Hawkins and McCarthy got to know each other around 2015, when Hawkins started working on historical climate data as part of his larger climatology research program. McCarthy and colleagues at the Met Office had begun scanning the rainfall sheets in 2019, after identifying them as a high-value collection. The two hatched the plan for Rainfall Rescue in 2020 at a workshop in Reading. They scrambled to get the citizen science portion of the project up and running once it became clear that the UK would experience an extended lockdown period when people—many of them jobless—would have spare time.

One of the volunteers was Jacqui Huntley, an honorary research fellow at Durham University who spent much of her career working as an archaeobotanist for a historical conservation organization. Huntley joined after hearing about the project on BBC Radio 4. “I thought, ‘Well, yeah, it'd be nice to be involved in contributing to get some of this information into the digital world, and hence out there for anybody to use for their research,’” she says.

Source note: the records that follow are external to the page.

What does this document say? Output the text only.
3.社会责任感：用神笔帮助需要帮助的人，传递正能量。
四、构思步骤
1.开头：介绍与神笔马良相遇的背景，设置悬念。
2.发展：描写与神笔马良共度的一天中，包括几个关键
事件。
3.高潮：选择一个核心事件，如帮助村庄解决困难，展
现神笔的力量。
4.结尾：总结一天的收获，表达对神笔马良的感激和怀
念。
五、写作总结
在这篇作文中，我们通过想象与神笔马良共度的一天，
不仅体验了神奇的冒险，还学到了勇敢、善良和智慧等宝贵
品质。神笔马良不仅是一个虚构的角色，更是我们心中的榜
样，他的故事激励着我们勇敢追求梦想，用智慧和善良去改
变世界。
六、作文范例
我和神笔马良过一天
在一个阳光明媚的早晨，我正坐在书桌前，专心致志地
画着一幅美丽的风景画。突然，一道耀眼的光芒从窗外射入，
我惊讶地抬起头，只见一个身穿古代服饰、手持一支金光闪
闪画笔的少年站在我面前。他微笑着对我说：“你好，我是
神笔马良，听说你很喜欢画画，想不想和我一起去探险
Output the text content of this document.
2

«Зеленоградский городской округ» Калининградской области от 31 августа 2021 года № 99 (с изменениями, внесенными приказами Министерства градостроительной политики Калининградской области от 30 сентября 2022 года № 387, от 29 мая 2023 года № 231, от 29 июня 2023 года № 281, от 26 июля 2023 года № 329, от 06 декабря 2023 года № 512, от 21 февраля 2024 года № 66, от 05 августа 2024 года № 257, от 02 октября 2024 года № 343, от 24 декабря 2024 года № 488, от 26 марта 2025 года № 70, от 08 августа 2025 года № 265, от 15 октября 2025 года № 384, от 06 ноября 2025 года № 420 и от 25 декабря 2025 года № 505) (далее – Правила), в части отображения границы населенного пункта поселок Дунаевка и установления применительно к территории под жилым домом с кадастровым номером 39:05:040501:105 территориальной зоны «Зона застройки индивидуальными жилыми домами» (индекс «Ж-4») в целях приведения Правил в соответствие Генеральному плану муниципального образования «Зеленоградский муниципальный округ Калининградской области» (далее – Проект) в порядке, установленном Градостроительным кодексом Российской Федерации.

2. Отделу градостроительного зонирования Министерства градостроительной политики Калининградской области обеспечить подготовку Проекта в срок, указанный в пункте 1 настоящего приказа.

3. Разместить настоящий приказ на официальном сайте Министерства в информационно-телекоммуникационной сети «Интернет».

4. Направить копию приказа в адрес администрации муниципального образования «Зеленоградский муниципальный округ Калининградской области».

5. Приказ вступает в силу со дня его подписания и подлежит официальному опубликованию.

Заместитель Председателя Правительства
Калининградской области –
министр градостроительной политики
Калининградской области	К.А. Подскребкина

In the year since the documents were transcribed, Hawkins and a smaller team of volunteers, including Huntley, have collaborated to link the records—usually identified only by the name of the amateur scientist who recorded the original data and a rough location—with the location of a rain gauge. This is mostly done by comparing census data, historic maps, and genealogical records with the location and name written on each document. In one case, Huntley used a photo from the 1950s and Google Street View to figure out that several seemingly unrelated records from the late 19th and early 20th centuries referred to the same gauge.

Hawkins estimates that UK archives contain roughly a billion such observations, a product of the country’s intertwined legacies of amateur science, seafaring, and colonial expansion. “We've had a large navy for centuries, traveling the world, doing good things and bad things,” he says.

The UK began intensive meteorological observation in 1859, after a storm sank a valuable cargo ship, but nearly every country has decades or centuries of similar data. Ashcroft says digitization efforts like Rainfall Rescue are vital because so many of these observations are recorded in “really fragile” documents that are currently stored in vulnerable places like attics, libraries, and “cardboard boxes stacked next to the filing cabinet” in offices across the world. “We really do need to rescue them as quickly as we can,” she says.